When you ask me to tick a list of questions about how well I am functioning when I’m actually not, it’s unsurprising that “washing” and “toothbrushing” are totally trumped (excuse the pun) by sloth like motion, chain smoking and living my best, depressed life.  During said life, I practice food network hopping, extended sleep therapy until one of my children reminds me that they haven’t eaten and well, severe and hungry should never be in the same sentence.  I also have to tell you that you have no diagnosis or symptomatic description of the bravery it takes to get up each day, the severe weight of your bones, blood and limbs it seems that you drag yourself through to make a living for your family.  For walking through oceans of anxiety, but still appearing to wear some slips off me swimsuit that doesn’t exist.  No.  Don’t you dare tick my SMD box.  Because I am Seriously Mad about this Disorder you’ve given me.

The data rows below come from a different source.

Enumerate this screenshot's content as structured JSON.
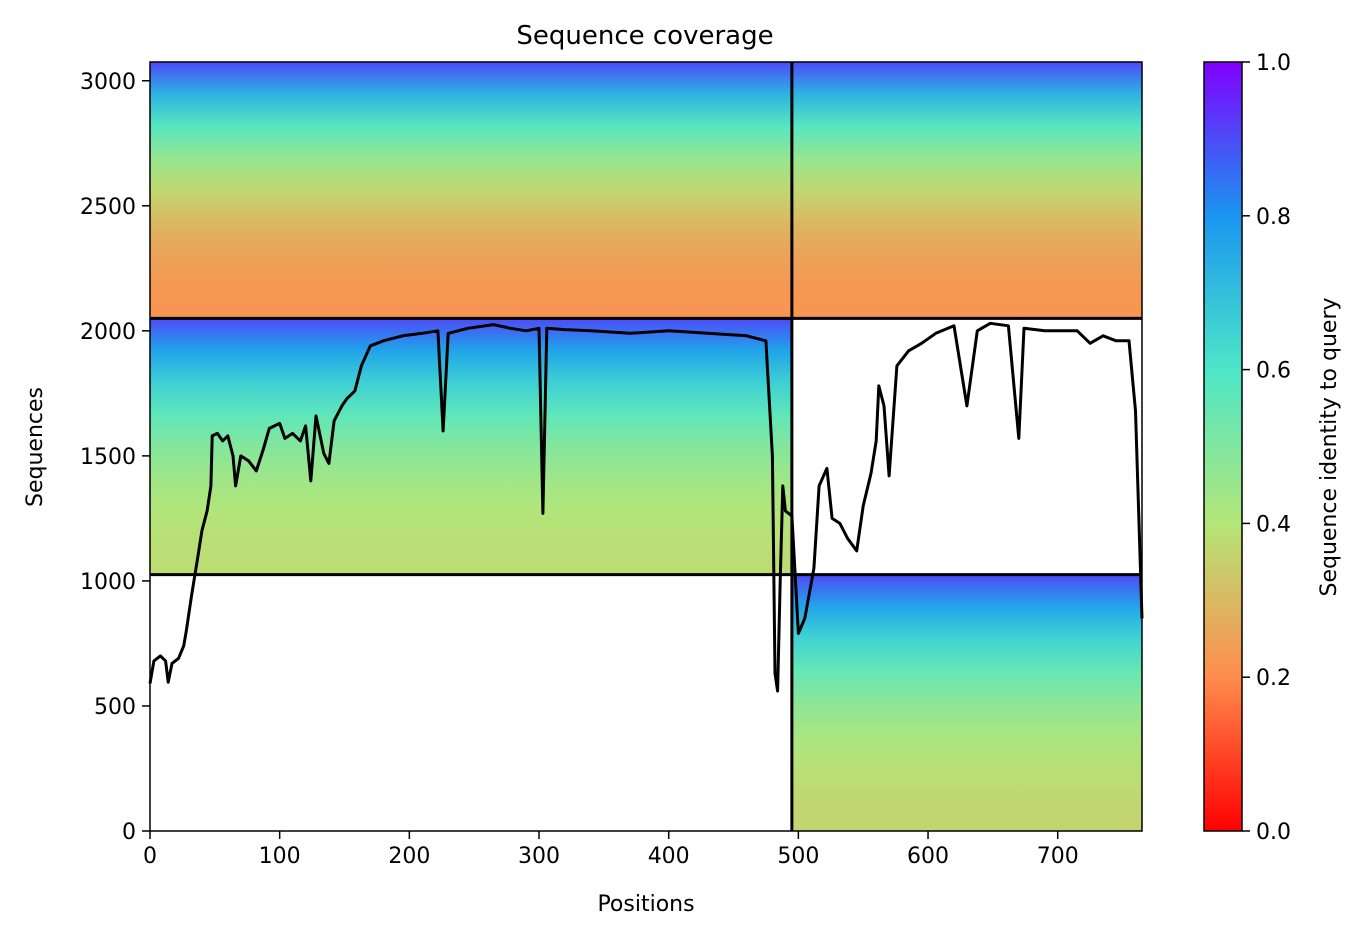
{
  "chart_data": {
    "type": "heatmap",
    "title": "Sequence coverage",
    "xlabel": "Positions",
    "ylabel": "Sequences",
    "xlim": [
      0,
      765
    ],
    "ylim": [
      0,
      3075
    ],
    "x_ticks": [
      0,
      100,
      200,
      300,
      400,
      500,
      600,
      700
    ],
    "y_ticks": [
      0,
      500,
      1000,
      1500,
      2000,
      2500,
      3000
    ],
    "colorbar": {
      "label": "Sequence identity to query",
      "colormap": "rainbow_r",
      "range": [
        0,
        1
      ],
      "ticks": [
        "0.0",
        "0.2",
        "0.4",
        "0.6",
        "0.8",
        "1.0"
      ],
      "stops": [
        {
          "v": 0.0,
          "color": "#ff0000"
        },
        {
          "v": 0.2,
          "color": "#ff8c4d"
        },
        {
          "v": 0.4,
          "color": "#b4e678"
        },
        {
          "v": 0.6,
          "color": "#4de6c8"
        },
        {
          "v": 0.8,
          "color": "#1996f0"
        },
        {
          "v": 1.0,
          "color": "#8000ff"
        }
      ]
    },
    "blocks": [
      {
        "name": "chain-1-only",
        "x": [
          0,
          495
        ],
        "y": [
          1025,
          2050
        ],
        "identity_bottom": 0.38,
        "identity_top": 0.9
      },
      {
        "name": "chain-2-only",
        "x": [
          495,
          765
        ],
        "y": [
          0,
          1025
        ],
        "identity_bottom": 0.36,
        "identity_top": 0.9
      },
      {
        "name": "paired-left",
        "x": [
          0,
          495
        ],
        "y": [
          2050,
          3075
        ],
        "identity_bottom": 0.22,
        "identity_top": 0.9
      },
      {
        "name": "paired-right",
        "x": [
          495,
          765
        ],
        "y": [
          2050,
          3075
        ],
        "identity_bottom": 0.22,
        "identity_top": 0.9
      }
    ],
    "separators": {
      "vertical_x": 495,
      "horizontal_y": [
        1025,
        2050
      ]
    },
    "coverage_line": {
      "color": "#000000",
      "points": [
        [
          0,
          590
        ],
        [
          3,
          680
        ],
        [
          8,
          700
        ],
        [
          12,
          680
        ],
        [
          14,
          595
        ],
        [
          17,
          670
        ],
        [
          22,
          690
        ],
        [
          26,
          740
        ],
        [
          28,
          800
        ],
        [
          32,
          940
        ],
        [
          37,
          1100
        ],
        [
          40,
          1200
        ],
        [
          44,
          1280
        ],
        [
          47,
          1380
        ],
        [
          48,
          1580
        ],
        [
          52,
          1590
        ],
        [
          56,
          1560
        ],
        [
          60,
          1580
        ],
        [
          64,
          1500
        ],
        [
          66,
          1380
        ],
        [
          70,
          1500
        ],
        [
          76,
          1480
        ],
        [
          82,
          1440
        ],
        [
          87,
          1520
        ],
        [
          92,
          1610
        ],
        [
          100,
          1630
        ],
        [
          104,
          1570
        ],
        [
          110,
          1590
        ],
        [
          116,
          1560
        ],
        [
          120,
          1620
        ],
        [
          124,
          1400
        ],
        [
          128,
          1660
        ],
        [
          134,
          1510
        ],
        [
          138,
          1470
        ],
        [
          142,
          1640
        ],
        [
          148,
          1700
        ],
        [
          152,
          1730
        ],
        [
          158,
          1760
        ],
        [
          163,
          1860
        ],
        [
          170,
          1940
        ],
        [
          180,
          1960
        ],
        [
          195,
          1980
        ],
        [
          210,
          1990
        ],
        [
          222,
          2000
        ],
        [
          226,
          1600
        ],
        [
          230,
          1990
        ],
        [
          245,
          2010
        ],
        [
          265,
          2025
        ],
        [
          278,
          2010
        ],
        [
          290,
          2000
        ],
        [
          300,
          2010
        ],
        [
          303,
          1270
        ],
        [
          306,
          2010
        ],
        [
          320,
          2005
        ],
        [
          340,
          2000
        ],
        [
          370,
          1990
        ],
        [
          400,
          2000
        ],
        [
          430,
          1990
        ],
        [
          460,
          1980
        ],
        [
          475,
          1960
        ],
        [
          480,
          1500
        ],
        [
          482,
          630
        ],
        [
          484,
          560
        ],
        [
          486,
          1000
        ],
        [
          488,
          1380
        ],
        [
          490,
          1280
        ],
        [
          495,
          1260
        ],
        [
          500,
          790
        ],
        [
          505,
          850
        ],
        [
          512,
          1050
        ],
        [
          516,
          1380
        ],
        [
          522,
          1450
        ],
        [
          526,
          1250
        ],
        [
          532,
          1230
        ],
        [
          538,
          1170
        ],
        [
          545,
          1120
        ],
        [
          550,
          1300
        ],
        [
          556,
          1430
        ],
        [
          560,
          1560
        ],
        [
          562,
          1780
        ],
        [
          566,
          1700
        ],
        [
          570,
          1420
        ],
        [
          576,
          1860
        ],
        [
          585,
          1920
        ],
        [
          595,
          1950
        ],
        [
          606,
          1990
        ],
        [
          620,
          2020
        ],
        [
          630,
          1700
        ],
        [
          638,
          2000
        ],
        [
          648,
          2030
        ],
        [
          662,
          2020
        ],
        [
          670,
          1570
        ],
        [
          674,
          2010
        ],
        [
          690,
          2000
        ],
        [
          715,
          2000
        ],
        [
          725,
          1950
        ],
        [
          735,
          1980
        ],
        [
          745,
          1960
        ],
        [
          755,
          1960
        ],
        [
          760,
          1680
        ],
        [
          765,
          850
        ]
      ]
    }
  }
}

Because me like many others in our Continent live with their SMD’s.  They don’t want to, but know no alternative, no reach to care, no reach to medicine, no reach to counselling.  They’re – we are – often mis-treated in far flung communities where even the littlest bit of extra is seen as severe.  Chained even.  Because in my experience, when others decide who or what you are, how disabled or not you are – you either end up believing it yourself (worst) or they continue to SMD you – no matter what (not nice either).  Instead today my friends, I say stand up.  Stand up and be proud of who you are – and never allow a clinical assessment to define how good or bad your life is.  I’ll be SMD’d if I do.  Be part of those who support us as opposed to those who don’t.  I am 4 M’s Bipolar Mom.